Issue 5: 4 Play

Murphy’s Law

Well, here we are again.  This time, yes I did it, I am a happily married kite flier.  After the big wedding my thoughts have gone back to the wedding day over and over.  In doing so, and then in trying to write my next column, I thought of all the things that could, would, and do go wrong.

First rule of something going wrong in almost all situations is simple.   Don’t panic.  If you do, you are dead.  I remember my first big problem while competing.  I did panic.  Just 20 seconds into the song, my Synergy Deca imploded.  Snapped the center bow right in half.  I just kind of stood there.   I was fortunate to have the kite maker as my ground crew.  He was smart enough to have sticks in his back pocket.  When it was obvious the kite could not fly as it was, the field director called out and I walked off the field in a daze.  MISTAKE!

There are rules for most situations.  There was a rule for this one.  I was not finished until the kite was on the ground for 45 seconds without a relaunch.  The field director’s call was a mistake and I was given a re-fly.  I have seen people do incredible things with broken kites.  Rich Javens in Guadeloupe flew second with a destroyed leading edge and broken spreader.  DON’T PANIC.

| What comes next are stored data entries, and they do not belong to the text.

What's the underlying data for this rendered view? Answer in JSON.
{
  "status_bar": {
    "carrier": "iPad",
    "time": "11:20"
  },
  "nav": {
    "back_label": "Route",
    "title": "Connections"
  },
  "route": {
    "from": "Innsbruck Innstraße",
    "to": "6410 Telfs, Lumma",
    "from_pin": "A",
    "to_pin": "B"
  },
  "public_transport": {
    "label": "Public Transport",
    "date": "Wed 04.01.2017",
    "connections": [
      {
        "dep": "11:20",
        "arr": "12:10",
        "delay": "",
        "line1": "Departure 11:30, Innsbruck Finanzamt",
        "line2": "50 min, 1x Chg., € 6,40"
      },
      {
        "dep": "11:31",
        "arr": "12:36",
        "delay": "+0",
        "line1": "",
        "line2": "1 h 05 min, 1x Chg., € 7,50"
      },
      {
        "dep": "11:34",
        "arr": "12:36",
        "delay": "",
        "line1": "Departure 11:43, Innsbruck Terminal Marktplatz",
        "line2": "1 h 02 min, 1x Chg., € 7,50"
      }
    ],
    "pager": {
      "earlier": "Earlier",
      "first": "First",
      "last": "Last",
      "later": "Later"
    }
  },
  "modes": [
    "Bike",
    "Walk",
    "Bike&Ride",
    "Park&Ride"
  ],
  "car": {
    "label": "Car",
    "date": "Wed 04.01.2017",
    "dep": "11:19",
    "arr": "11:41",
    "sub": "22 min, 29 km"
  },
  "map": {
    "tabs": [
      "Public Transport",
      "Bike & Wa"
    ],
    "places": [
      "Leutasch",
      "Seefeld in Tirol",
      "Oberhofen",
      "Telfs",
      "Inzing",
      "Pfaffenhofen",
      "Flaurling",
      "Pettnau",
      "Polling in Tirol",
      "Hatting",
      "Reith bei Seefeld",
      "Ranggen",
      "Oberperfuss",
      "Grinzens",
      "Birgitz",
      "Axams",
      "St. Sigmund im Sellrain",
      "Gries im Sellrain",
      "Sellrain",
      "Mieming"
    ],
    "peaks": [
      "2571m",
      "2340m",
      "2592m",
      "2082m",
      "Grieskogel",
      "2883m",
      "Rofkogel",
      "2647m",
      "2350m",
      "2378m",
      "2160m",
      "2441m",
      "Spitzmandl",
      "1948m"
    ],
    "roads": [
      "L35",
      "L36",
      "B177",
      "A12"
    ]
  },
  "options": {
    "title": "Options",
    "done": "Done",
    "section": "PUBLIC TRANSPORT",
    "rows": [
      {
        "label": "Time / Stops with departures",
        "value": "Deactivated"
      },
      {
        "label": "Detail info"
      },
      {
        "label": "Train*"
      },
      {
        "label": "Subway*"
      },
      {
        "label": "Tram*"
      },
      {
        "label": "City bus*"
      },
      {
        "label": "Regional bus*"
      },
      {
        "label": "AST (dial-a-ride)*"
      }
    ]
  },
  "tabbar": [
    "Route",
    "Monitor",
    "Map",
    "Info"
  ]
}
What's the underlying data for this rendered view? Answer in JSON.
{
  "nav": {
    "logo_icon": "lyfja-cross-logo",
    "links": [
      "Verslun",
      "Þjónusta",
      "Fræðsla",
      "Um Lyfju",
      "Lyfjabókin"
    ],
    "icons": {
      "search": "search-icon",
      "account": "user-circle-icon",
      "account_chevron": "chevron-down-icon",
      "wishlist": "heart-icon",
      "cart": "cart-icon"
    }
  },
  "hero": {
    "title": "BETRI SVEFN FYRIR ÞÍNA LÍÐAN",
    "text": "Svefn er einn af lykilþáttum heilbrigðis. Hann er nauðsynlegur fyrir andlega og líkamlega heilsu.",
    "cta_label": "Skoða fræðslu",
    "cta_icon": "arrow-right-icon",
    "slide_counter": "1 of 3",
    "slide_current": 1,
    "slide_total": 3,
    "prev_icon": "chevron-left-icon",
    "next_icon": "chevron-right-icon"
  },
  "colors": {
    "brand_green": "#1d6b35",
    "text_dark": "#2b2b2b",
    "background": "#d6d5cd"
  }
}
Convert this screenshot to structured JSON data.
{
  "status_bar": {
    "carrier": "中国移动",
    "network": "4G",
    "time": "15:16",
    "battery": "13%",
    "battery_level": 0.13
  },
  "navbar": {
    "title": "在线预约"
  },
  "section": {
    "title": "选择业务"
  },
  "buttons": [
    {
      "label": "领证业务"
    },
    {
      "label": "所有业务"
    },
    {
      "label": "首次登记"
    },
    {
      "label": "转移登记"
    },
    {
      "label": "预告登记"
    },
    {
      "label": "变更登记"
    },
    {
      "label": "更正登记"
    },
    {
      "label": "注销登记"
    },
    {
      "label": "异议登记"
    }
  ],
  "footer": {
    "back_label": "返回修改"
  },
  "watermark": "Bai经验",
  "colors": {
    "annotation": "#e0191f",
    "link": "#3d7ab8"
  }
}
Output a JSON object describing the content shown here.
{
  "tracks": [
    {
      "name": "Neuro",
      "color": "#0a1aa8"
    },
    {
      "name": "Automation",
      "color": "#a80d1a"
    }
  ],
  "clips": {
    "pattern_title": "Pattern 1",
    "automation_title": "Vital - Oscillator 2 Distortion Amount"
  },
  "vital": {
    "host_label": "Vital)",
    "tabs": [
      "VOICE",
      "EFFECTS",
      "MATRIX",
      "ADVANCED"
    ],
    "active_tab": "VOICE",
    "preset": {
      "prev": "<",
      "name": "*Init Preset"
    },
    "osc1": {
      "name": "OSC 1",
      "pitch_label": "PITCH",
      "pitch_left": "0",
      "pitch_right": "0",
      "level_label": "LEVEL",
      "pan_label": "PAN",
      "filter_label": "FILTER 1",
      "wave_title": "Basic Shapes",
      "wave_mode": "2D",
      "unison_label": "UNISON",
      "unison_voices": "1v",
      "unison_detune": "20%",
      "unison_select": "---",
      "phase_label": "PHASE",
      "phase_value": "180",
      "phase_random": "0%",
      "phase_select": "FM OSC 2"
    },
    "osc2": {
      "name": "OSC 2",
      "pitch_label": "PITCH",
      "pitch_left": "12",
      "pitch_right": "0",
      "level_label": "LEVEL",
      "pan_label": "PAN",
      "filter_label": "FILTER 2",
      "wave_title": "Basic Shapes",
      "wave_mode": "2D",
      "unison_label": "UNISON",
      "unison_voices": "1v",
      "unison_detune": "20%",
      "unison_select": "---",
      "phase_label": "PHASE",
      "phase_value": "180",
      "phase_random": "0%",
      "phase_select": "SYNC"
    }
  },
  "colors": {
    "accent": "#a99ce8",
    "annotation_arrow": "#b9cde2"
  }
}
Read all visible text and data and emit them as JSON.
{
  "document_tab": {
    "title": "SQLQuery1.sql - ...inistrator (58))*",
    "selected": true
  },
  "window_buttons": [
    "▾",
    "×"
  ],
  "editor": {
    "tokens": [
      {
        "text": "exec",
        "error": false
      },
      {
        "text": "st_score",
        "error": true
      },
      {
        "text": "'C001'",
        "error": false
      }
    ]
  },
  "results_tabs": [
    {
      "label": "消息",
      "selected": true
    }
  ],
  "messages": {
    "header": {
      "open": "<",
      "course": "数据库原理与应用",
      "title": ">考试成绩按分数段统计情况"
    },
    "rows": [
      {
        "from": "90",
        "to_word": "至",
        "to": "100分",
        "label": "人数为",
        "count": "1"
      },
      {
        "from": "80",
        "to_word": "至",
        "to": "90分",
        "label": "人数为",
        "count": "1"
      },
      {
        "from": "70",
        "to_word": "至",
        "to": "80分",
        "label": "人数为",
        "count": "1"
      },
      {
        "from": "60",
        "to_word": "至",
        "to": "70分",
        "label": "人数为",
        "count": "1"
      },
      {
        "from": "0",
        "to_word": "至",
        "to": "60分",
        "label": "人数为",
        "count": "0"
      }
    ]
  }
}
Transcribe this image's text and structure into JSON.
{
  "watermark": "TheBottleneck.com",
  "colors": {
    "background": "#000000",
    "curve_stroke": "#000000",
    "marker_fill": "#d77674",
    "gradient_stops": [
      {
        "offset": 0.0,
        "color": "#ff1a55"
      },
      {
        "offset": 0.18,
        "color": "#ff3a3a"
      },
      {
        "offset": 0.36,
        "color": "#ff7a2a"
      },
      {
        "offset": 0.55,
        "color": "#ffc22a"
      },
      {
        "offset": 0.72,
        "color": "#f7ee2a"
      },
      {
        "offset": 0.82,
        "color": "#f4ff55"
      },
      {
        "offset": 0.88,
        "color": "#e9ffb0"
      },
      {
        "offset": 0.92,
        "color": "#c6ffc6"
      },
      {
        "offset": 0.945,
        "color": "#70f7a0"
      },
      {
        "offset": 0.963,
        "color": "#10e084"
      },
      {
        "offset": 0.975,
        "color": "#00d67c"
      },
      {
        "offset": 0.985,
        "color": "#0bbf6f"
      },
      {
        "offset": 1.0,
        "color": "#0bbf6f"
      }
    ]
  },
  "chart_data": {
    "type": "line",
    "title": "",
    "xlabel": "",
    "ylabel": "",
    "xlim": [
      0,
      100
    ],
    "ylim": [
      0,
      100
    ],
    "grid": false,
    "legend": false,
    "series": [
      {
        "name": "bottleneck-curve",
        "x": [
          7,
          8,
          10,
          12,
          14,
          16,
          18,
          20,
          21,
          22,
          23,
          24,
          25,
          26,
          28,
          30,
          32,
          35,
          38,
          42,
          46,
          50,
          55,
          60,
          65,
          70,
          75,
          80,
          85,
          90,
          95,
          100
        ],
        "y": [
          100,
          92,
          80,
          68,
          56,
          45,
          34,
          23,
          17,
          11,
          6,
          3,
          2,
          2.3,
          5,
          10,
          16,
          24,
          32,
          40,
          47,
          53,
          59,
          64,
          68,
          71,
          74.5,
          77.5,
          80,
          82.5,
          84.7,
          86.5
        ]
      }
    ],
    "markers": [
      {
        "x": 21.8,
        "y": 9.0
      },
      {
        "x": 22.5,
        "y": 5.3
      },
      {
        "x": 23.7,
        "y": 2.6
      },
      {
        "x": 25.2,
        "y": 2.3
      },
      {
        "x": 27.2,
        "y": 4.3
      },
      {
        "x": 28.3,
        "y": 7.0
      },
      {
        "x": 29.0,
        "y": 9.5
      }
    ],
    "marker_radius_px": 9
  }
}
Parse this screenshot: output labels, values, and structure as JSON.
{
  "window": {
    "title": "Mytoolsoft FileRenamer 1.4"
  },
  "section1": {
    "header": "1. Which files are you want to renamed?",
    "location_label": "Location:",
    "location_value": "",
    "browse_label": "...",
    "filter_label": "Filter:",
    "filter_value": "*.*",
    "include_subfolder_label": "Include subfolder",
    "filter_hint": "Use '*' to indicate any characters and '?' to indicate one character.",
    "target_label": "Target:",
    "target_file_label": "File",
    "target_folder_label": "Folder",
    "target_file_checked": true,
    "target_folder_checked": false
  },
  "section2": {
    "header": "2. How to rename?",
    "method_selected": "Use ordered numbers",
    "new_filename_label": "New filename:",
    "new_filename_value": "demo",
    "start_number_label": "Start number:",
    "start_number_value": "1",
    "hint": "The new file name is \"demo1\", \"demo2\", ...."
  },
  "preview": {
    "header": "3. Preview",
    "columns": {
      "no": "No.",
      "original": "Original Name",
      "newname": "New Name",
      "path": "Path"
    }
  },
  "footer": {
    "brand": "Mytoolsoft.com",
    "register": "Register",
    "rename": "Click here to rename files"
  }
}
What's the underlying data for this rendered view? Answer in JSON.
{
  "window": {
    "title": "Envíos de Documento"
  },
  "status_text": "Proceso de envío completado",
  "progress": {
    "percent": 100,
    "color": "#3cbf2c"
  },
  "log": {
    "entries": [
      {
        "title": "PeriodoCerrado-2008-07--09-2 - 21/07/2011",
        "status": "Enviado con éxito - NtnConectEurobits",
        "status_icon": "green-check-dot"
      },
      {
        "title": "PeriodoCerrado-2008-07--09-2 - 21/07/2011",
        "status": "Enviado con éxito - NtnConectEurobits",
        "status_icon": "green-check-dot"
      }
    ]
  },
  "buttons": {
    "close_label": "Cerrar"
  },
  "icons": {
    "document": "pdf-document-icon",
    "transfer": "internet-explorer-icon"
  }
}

If your line breaks, you are done.  Get your kite to the ground and call out.  If the kite breaks and you don’t have parts on the field, keep flying it till it won’t fly.  Never give up.

In my humble experience, I have seen fliers crash a few times, get frustrated, and throw their handles in the air and call out.  They may have been trying different and more difficult things than anyone else and even have been in the lead.  They lost it.

Another common problem is technical.  CD’s skip, sound gets messed up, or a single liner falls onto the competition field.  Keep going unless the field director tells you to stop.  There is a procedure for dealing with these things that many of us are unaware of.  First, once your routine is complete talk to the field director and the judges about the problem.  Then leave them alone to work it out.   If you still have a problem, go to the tent and file a protest.  Do this IMMEDIATELY.  The head judge will rule on the situation as soon as possible and you may be granted a re-fly.  If not, at least you got your routine done instead of calling out or landing in the middle of the routine to talk to the field director.

Wind can often be a problem as well, and can lead to disaster.  Pick the proper kite and hope for the best.  Remember though, you can ask for wind checks and if the wind is inappropriate for your class before the minimum time is up, you can ask the field director if you can stop due to the wind.  But again, don’t panic.

Panic will make you angry, nervous and upset and you will not be in good shape to talk to judges or write a proper protest.  These are the only options that will get you anywhere.  Also, be prepared to avoid the types of disasters we see all of the time.  Use CD’s and mark the proper track.  No rewind problems there.   Make sure your ground crew has an extra stick or two.  Granted, in many kites, replacing a leading edge is not possible on the competition field, but a spreader or spine can be easily fixed and save you.

The most important reason not to panic is that we fly for fun.   You may not win, but you never really lose.  There is no big money at stake.   If something tragic happens, go with the flow and move on.  There are more competitions, more opportunities to fly.

Again, it has been a pleasure… I will be back with some more in a couple of months.